A report released ahead of the European summer holiday season showed that the top five countries recorded “excellent” ratings for at least 95 per cent of their bathing waters.
In Malta almost 99 per cent of all bathing sites scored the highest quality level, Cyprus recorded 97.3 per cent and Greece almost 96 per cent – welcome reading for their tourist industries.
That was only topped by Luxembourg that had a 100-per-cent record for the country’s 12 tested bathing waters.
22,000 sites tested
The findings were based on tests of water quality in almost 22,000 beach, river and lake sites across Europe during 2017, including non-EU members Switzerland and Albania.
The quality of bathing waters in Europe has improved in recent years, the European Commission and the Copenhagen-based European Environment Agency (EEA) said.
Across all the 30 countries surveyed, 85 per cent of bathing sites achieved excellent status – a slight decrease compared to 2016. This was mainly attributed to the effect of summer rain on test results.
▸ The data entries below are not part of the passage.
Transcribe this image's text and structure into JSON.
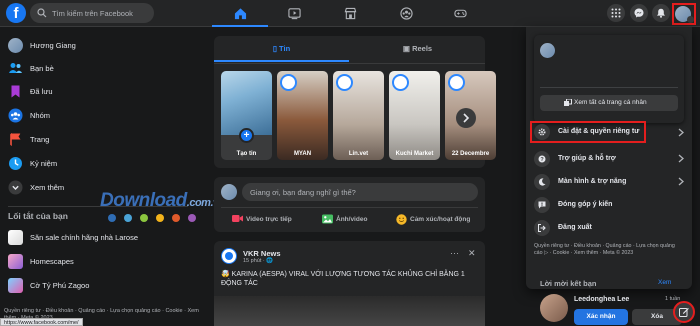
{
  "topbar": {
    "logo": "f",
    "search_placeholder": "Tìm kiếm trên Facebook",
    "nav_icons": [
      "home-icon",
      "watch-icon",
      "marketplace-icon",
      "groups-icon",
      "gaming-icon"
    ],
    "right_icons": [
      "menu-grid-icon",
      "messenger-icon",
      "notifications-icon"
    ]
  },
  "sidebar": {
    "items": [
      {
        "label": "Hương Giang",
        "icon": "avatar"
      },
      {
        "label": "Bạn bè",
        "icon": "friends-icon"
      },
      {
        "label": "Đã lưu",
        "icon": "saved-icon"
      },
      {
        "label": "Nhóm",
        "icon": "groups-icon"
      },
      {
        "label": "Trang",
        "icon": "pages-icon"
      },
      {
        "label": "Kỷ niệm",
        "icon": "memories-icon"
      },
      {
        "label": "Xem thêm",
        "icon": "chevron-down-icon"
      }
    ],
    "shortcuts_title": "Lối tắt của bạn",
    "shortcuts": [
      {
        "label": "Săn sale chính hãng nhà Larose"
      },
      {
        "label": "Homescapes"
      },
      {
        "label": "Cờ Tỷ Phú Zagoo"
      }
    ],
    "footer": "Quyền riêng tư · Điều khoản · Quảng cáo · Lựa chọn quảng cáo · Cookie · Xem thêm · Meta © 2023"
  },
  "status_url": "https://www.facebook.com/me/",
  "watermark": {
    "main": "Download",
    "tld": ".com.vn"
  },
  "stories": {
    "tabs": [
      "Tin",
      "Reels"
    ],
    "create_label": "Tạo tin",
    "items": [
      {
        "name": "MYAN"
      },
      {
        "name": "Lin.vet"
      },
      {
        "name": "Kuchi Market"
      },
      {
        "name": "22 Decembre"
      }
    ]
  },
  "composer": {
    "placeholder": "Giang ơi, bạn đang nghĩ gì thế?",
    "actions": [
      "Video trực tiếp",
      "Ảnh/video",
      "Cảm xúc/hoạt động"
    ]
  },
  "post": {
    "page_name": "VKR News",
    "meta": "15 phút · 🌐",
    "text": "🤯 KARINA (AESPA) VIRAL VỚI LƯỢNG TƯƠNG TÁC KHỦNG CHỈ BẰNG 1 ĐỘNG TÁC"
  },
  "account_menu": {
    "see_all_profiles": "Xem tất cả trang cá nhân",
    "items": [
      {
        "label": "Cài đặt & quyền riêng tư",
        "icon": "gear-icon",
        "highlight": true
      },
      {
        "label": "Trợ giúp & hỗ trợ",
        "icon": "help-icon"
      },
      {
        "label": "Màn hình & trợ năng",
        "icon": "moon-icon"
      },
      {
        "label": "Đóng góp ý kiến",
        "icon": "feedback-icon"
      },
      {
        "label": "Đăng xuất",
        "icon": "logout-icon"
      }
    ],
    "footer": "Quyền riêng tư · Điều khoản · Quảng cáo · Lựa chọn quảng cáo ▷ · Cookie · Xem thêm · Meta © 2023"
  },
  "friend_requests": {
    "title": "Lời mời kết bạn",
    "see_all": "Xem",
    "name": "Leedonghea Lee",
    "time": "1 tuần",
    "confirm": "Xác nhận",
    "delete": "Xóa"
  },
  "colors": {
    "accent": "#2d88ff",
    "highlight_border": "#e41e1e",
    "background": "#18191a",
    "card": "#242526"
  }
}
In Germany, 91 per cent achieved “excellent” status.
However, it was an increase of about 3 percentage points compared to 2013.
“Good cooperation and constant vigilance”
The report said that all reported bathing sites in Austria, Belgium, Croatia, Cyprus, Greece, Latvia, Luxembourg, Malta, Romania, Slovenia and Switzerland met minimum quality standards.
Karmenu Vella, the EU environment commissioner, said the “quality is due to good cooperation and constant vigilance. We all play a part: industry, local authorities and services together with citizens.”
EEA chief Hans Bruyninckx cautioned against complacency, adding that “regular monitoring and assessment of bathing sites remains a crucial task.”
Poor water quality as a health risk
About 1.4 per cent of bathing waters – a total of 306 – were found to have poor water quality, posing a risk of illness such as diarrhoea, but fewer than the 316 sites reported in 2016.
Bathing sites classified as poor have to be closed the following season.
The countries with the highest number of bathing waters failing to meet EU standards in 2017 were France (80), Italy (79) and Spain (38).
Countries with the highest rates of bathing waters failing to meet EU standards were Estonia (7.4 per cent), Ireland (4.9 per cent), and Britain (3.3 per cent).
The samples are tested for two types of bacteria, Escherichia coli – or E coli – and intestinal enterococci.
Pollution from sewage or waste from livestock were the main sources of poor water quality. Floods or heavy rains can result in more pollution being washed into rivers, lakes and seas, the report said.